I don’t suggest that you examine this topic without first praying. When hell is breaking loose, you can not stand against it without the God of angel armies, and your banner in war standing before you. Only the lamb is worthy and can face, has faced, and will face pure evil. It is through Jesus that we are delivered from evil. 

I hardly thought my first blog post reflecting upon Roe v. Wade would be going in the direction that it is now leaning toward. I actually thought that I would be discussing the actual victory for our most precious gifts which are our children. I thought that I would discuss how all our lives began at our conception. I even thought that I might be discussing state versus federal laws and the United States constitution.

But, all that is too logical. Why should I bring in the question of right and wrong for our lives and the legal foundation that has served this country so well? Today, those questions do not seem germane to most people’s lives. Rather, it is what pithy saying they can put on a piece of wood to display at home or what they can display on their social media page to seem relevant. It Is all about what serves people at the moment (in a situational ethics sort of way). “He is not Mr. Right, he is just Mr. Right Now.” For a society that believes that, it is not a huge stretch to think that a dear wee baby is either situationally good or bad, rather than focus on the childs’ personhood.

The political movement for so-called abortion rights is dehumanizing and morally baseless. Logical debates, or allowing people to vote their beliefs are out of the question for this gang of thugs. Instead, a reign of terror has ensued and continues to this day. The choice of tactics that abortionists choose are important to contemplate because, it tells us almost everything that we need to know about this movement. 

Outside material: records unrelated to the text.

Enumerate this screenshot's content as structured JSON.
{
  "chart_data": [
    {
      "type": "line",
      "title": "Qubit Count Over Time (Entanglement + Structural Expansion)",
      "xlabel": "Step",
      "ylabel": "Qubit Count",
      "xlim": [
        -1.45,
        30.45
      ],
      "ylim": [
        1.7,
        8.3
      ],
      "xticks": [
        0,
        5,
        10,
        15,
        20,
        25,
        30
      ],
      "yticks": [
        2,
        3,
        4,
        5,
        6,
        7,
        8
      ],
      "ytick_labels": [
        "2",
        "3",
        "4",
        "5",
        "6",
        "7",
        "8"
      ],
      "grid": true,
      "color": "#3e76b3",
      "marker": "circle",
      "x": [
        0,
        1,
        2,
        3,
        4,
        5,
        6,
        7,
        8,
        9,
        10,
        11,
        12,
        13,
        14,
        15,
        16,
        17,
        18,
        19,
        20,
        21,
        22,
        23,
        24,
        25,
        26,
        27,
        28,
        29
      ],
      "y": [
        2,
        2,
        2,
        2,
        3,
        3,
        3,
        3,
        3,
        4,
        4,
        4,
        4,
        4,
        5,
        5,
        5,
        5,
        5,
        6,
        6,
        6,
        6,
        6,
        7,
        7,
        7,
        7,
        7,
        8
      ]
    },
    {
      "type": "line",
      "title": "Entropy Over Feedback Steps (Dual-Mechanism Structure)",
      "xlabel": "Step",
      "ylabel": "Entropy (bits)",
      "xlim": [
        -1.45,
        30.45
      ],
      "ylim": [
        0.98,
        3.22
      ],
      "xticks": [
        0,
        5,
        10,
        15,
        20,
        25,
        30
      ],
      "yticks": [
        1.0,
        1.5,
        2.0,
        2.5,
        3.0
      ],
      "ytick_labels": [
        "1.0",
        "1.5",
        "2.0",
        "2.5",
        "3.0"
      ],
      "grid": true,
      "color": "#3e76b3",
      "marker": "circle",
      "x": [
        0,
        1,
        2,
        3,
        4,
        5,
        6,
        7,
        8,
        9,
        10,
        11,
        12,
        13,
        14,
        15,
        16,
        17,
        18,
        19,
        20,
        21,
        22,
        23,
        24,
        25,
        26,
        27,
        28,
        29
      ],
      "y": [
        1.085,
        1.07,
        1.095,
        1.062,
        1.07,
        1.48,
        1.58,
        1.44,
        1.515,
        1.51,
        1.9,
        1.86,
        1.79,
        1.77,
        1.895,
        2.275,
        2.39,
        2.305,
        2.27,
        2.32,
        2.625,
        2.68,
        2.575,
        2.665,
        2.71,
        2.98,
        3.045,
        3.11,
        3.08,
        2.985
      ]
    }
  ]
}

The means by which you run your life, family and community matter. The way that you conduct your politics is a reflection of what you believe. It is okay to curse out your political opponent, put them out of business, or threaten them if you first begin with believing you should kill unborn babies. It is small potatoes to do that in fact. 

As a Christian, we have to know that God does not call us to such tactics. No, far from it! At times, there is a part of me that wishes I could fight back and give them a little bit of what they are dishing out. But, then, I remember that Peter was moved to fight to protect Jesus when the soldiers were coming to unjustly arrest him. Peter succeeded in cutting the ear off a Roman soldier. 

Yet, Jesus healed the man and Peter went on, with our Lord’s guidance, to do greater things than fight with weapons. Much greater things in the spiritual realm. We must fight for what is right but the means by which we do that shows who and what we believe. The other thing that we must watch for is lying to move our political agenda forward or to achieve our goals. Not okay. 

The opponents of the “right to life” movement are trying to work their constituents into a frenzy. Upping the rhetoric and even telling lies to do that. Each state will have a chance to decide their own fate as regards this issue. The people will have a chance to voice their opinions and vote for the kind of place they want their state to be. Freedom does mean we have the freedom to follow God or reject his holy and good teachings. 

Can we get a fair vote in the next United States elections in the fall? I am not so sure. If we can then, voters will have an opportunity to vote on this issue and many other life and death issues facing the United States and the world in the fall.